Pille danach in den Niederlanden

„Wo ist das Problem?"

14.02.2014, 16:16 Uhr


Die „Pille danach“ – in Deutschland unter strenger Rezeptpflicht, in vielen europäischen Ländern frei in jeder Apotheke erhältlich. Auch in den Niederlanden. Eine niederländische Apothekerin erklärte mir, wie in ihrem Land die Abgabe der „Morning After Pil“ funktioniert. Und: In den Niederlanden gibt es die "Morning After Pil" auch in Drogeriemärkten.

Ganz einfach: Die Frau kommt in die Apotheke, verlangt die „Morning After Pil“. Die Apothekerin oder der Apotheker klärt anhand eines kleinen Fragenkatalogs ab, ob die Indikation passt. Falls ja, wird die „Morning After Pil“ abgeben, falls nicht, erfolgt der Verweis an einen Arzt. Das alles läuft ohne Probleme – schon seit über zehn Jahren.

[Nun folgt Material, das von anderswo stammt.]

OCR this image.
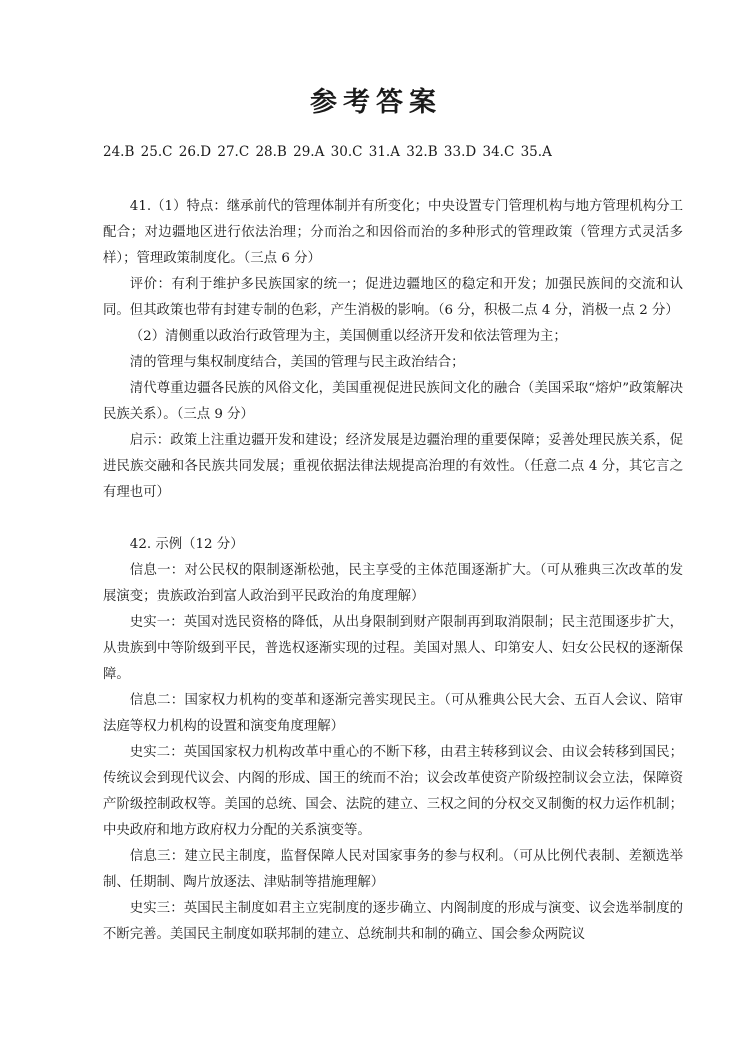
参考答案
24.B 25.C 26.D 27.C 28.B 29.A 30.C 31.A 32.B 33.D 34.C 35.A

41.（1）特点：继承前代的管理体制并有所变化；中央设置专门管理机构与地方管理机构分工配合；对边疆地区进行依法治理；分而治之和因俗而治的多种形式的管理政策（管理方式灵活多样）；管理政策制度化。（三点 6 分）

评价：有利于维护多民族国家的统一；促进边疆地区的稳定和开发；加强民族间的交流和认同。但其政策也带有封建专制的色彩，产生消极的影响。（6 分，积极二点 4 分，消极一点 2 分）

（2）清侧重以政治行政管理为主，美国侧重以经济开发和依法管理为主；

清的管理与集权制度结合，美国的管理与民主政治结合；

清代尊重边疆各民族的风俗文化，美国重视促进民族间文化的融合（美国采取“熔炉”政策解决民族关系）。（三点 9 分）

启示：政策上注重边疆开发和建设；经济发展是边疆治理的重要保障；妥善处理民族关系，促进民族交融和各民族共同发展；重视依据法律法规提高治理的有效性。（任意二点 4 分，其它言之有理也可）

42. 示例（12 分）

信息一：对公民权的限制逐渐松弛，民主享受的主体范围逐渐扩大。（可从雅典三次改革的发展演变；贵族政治到富人政治到平民政治的角度理解）

史实一：英国对选民资格的降低，从出身限制到财产限制再到取消限制；民主范围逐步扩大，从贵族到中等阶级到平民，普选权逐渐实现的过程。美国对黑人、印第安人、妇女公民权的逐渐保障。

信息二：国家权力机构的变革和逐渐完善实现民主。（可从雅典公民大会、五百人会议、陪审法庭等权力机构的设置和演变角度理解）

史实二：英国国家权力机构改革中重心的不断下移，由君主转移到议会、由议会转移到国民；传统议会到现代议会、内阁的形成、国王的统而不治；议会改革使资产阶级控制议会立法，保障资产阶级控制政权等。美国的总统、国会、法院的建立、三权之间的分权交叉制衡的权力运作机制；中央政府和地方政府权力分配的关系演变等。

信息三：建立民主制度，监督保障人民对国家事务的参与权利。（可从比例代表制、差额选举制、任期制、陶片放逐法、津贴制等措施理解）

史实三：英国民主制度如君主立宪制度的逐步确立、内阁制度的形成与演变、议会选举制度的不断完善。美国民主制度如联邦制的建立、总统制共和制的确立、国会参众两院议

Und was den Nachtdienst betrifft, so ist das in den Niederlanden schon seit vielen Jahren vollkommen anders als in Deutschland geregelt. Unmittelbar neben dem Hausarzt-Notdienst befindet sich eine „Dienst-Apotheke“, die quasi von allen Apothekerinnen und Apotheker des Ortes gemeinsam unterhalten wird. Der Apotheken-Nachtdienst, der mit dem Notdienst des Arztes synchronisiert ist, wird von PTA und jeweils einem Apotheker der umliegenden Orte in dieser Gemeinschafts-Nachtdienstapotheke durchgeführt. Die niederländische Apothekerin berichtete, sie müsse beispielsweise durchschnittlich zweimal im Jahr eine Woche in dieser Gemeisnchaftsapotheke Dienst leisten und alle zwei bis drei Jahre auch mal an einem Feiertag. Diese Gemeinschafts-Nachtdienstapotheke hat ab 17 Uhr normal geöffnet. Die „Morning After Pil“ wird dort genauso abgegeben wie tagsüber in einer normalen Apotheke.

Die derzeitige Diskussion in Deutschland um die Freigabe der „Pille danach“ konnte die niederländische Apothekerin überhaupt nicht nachvollziehen: „Wo ist das Problem?“ Warum soll das in einer deutschen Apotheke nicht genauso ablaufen können?“

Ja, wo liegt eigentlich das Problem? Bei Bundesgesundheitsminister Gröhe liegt es dem Vernehmen nach an der Nachtdienstklappe, beim Ärztekammerpräsident Montgomery an der seiner Ansicht nach nicht ausreichenden Beratung durch Apotheker und unzureichenden Diskretion. Nur sehr seltsam, dass im Nachbarland Holland dies alles überhaupt kein Problem darstellt. Die rein rhetorische Frage: Warum können die niederländischen Apothekerinnen und Apotheker die Beratung zur „Morning After Pil“ leisten und wir deutschen Apothekerinnen und Apotheker angeblich nicht? Liegt das wirklich an den Pharmazeuten – oder vielleicht doch an denen, die so eine schlechte Meinung über uns haben und uns nichts zutrauen? Und wenn Herr Montgomery meint, eine Frau benötige dringend ärztlichen Beistand und Beratung: Warum soll das nicht die Frau selbst entscheiden, wo sie lieber hingeht? Sie hätte doch die Wahl, zum nächsten Arzt oder in die nächste Apotheke zu gehen.

Und zum häufig gehörten Argument, die Beratung durch die Nachtdienstklappe einer Apotheke lasse die nötige Diskretion vermissen: Warum muss die „Pille danach“ nachts gekauft werden? In aller Regel reicht die Zeit aus, sie am nächsten Morgen in der Apotheke zu kaufen – mit diskreter Beratung im Beratungsraum.

Übrigens: In den Niederlanden gibt es die Morning After Pil auch in Drogeriemärkten – klar, nur mit Beratung an der Kasse durch die Kassiererin.